The artefacts from the Early Christian period (4th-7th c.) are mainly clay lamps and seals, and small flasks for holy oil (ampullae) made of the same material.  There are fewer items of gold or copper jewellery, glass vessels or metalwork objects, such as buckles, lamps and weights. An important place in the collection is occupied by the "Mitylini Treasure" which includes gold jewellery, silver dishes and gold coins from the early seventh century.
   
There are fewer objects from the Byzantine period.  The brass pectoral cross-reliquaries, that is amulets containing part of the True Cross or other relics and bearing prayers for the salvation of the owner, make up the largest group.

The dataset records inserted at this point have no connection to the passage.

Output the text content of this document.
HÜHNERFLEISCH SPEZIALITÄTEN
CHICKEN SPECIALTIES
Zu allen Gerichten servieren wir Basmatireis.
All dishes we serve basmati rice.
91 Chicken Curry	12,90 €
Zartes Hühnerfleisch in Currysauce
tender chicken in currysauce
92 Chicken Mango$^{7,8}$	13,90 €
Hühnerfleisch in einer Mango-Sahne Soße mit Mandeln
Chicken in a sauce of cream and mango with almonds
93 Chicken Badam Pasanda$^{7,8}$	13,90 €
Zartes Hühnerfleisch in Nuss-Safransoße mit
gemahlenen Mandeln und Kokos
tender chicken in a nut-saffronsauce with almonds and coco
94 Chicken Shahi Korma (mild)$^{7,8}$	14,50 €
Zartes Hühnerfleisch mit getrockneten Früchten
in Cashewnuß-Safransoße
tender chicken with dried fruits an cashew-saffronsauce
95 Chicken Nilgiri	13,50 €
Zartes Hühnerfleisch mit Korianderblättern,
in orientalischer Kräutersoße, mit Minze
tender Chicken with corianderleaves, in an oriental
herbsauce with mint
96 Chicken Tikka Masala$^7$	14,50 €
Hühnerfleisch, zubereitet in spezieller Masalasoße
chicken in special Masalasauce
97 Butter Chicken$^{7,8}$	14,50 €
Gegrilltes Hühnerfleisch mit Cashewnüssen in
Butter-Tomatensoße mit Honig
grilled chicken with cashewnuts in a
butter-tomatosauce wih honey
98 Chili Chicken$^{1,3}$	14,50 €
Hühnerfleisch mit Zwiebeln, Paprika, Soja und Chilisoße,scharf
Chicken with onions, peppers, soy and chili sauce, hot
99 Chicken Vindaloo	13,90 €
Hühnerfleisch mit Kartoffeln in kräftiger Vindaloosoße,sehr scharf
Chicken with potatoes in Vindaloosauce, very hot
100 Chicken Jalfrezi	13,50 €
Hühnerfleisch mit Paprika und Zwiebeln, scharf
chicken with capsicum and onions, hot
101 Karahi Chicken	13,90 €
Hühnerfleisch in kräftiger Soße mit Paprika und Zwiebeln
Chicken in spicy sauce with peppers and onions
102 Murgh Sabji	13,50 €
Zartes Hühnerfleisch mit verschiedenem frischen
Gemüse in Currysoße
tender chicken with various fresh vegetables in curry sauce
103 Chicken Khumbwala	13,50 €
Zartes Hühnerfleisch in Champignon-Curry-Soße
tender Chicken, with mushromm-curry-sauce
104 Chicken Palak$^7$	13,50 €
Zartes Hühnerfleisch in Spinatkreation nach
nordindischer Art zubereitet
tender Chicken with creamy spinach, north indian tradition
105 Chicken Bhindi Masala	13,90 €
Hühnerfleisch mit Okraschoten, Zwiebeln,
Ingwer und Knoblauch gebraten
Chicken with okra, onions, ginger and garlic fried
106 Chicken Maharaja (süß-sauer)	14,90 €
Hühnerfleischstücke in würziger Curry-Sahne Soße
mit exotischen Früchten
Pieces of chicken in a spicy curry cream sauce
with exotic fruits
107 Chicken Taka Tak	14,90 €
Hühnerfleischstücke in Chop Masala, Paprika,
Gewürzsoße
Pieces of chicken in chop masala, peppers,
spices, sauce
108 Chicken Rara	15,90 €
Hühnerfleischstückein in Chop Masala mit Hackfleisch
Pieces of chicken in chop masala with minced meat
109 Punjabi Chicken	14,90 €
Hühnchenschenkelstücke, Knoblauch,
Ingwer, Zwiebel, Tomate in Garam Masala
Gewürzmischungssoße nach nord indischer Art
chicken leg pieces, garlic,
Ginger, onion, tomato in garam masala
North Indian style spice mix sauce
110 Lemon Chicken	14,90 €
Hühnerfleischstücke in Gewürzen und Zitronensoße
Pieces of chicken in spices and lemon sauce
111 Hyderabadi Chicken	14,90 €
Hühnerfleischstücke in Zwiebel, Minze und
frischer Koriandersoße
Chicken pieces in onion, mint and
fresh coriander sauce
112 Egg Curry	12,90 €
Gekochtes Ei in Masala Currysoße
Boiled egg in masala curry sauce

The lead seals of imperial and ecclesiastical officials come from the same period, as do some liturgical objects and jewellery, including some signet rings.
   
There are more objects from the Post-Byzantine period than from the earlier years.  They are mainly ecclesiastical, liturgical and eucharistic objects.  Some of them were offerings made by the faithful or clergy to churches and monasteries, as their dedicatory inscriptions testify.  A significant and numerous group is made up of the carved wooden crosses, used for blessings, most of which have metalwork revetment. 
   
The heirlooms from the Greek communities of the diaspora, from modern-day Bulgaria and Livorno in Italy, which came to the Museum through the Ministry of Foreign Affairs, are of special artistic importance.  Objects from the Greek communities of Asia Minor and Eastern Thrace, the so-called "Refugees' Heirlooms", which came to Greece after the Asia Minor Disaster of 1922 and the exchange of populations in 1923, are similarly important and testify to the high cultural, social and economic status of the Greeks in the region.
   
There are about 1,000 coins in the Minor Arts Collection, 290 of which belong to the Avgeri Collection.  They are gold coins, representing all the emperors of Constantinople from the fourth to the fourteenth century, and there are also some Modern Greek coins.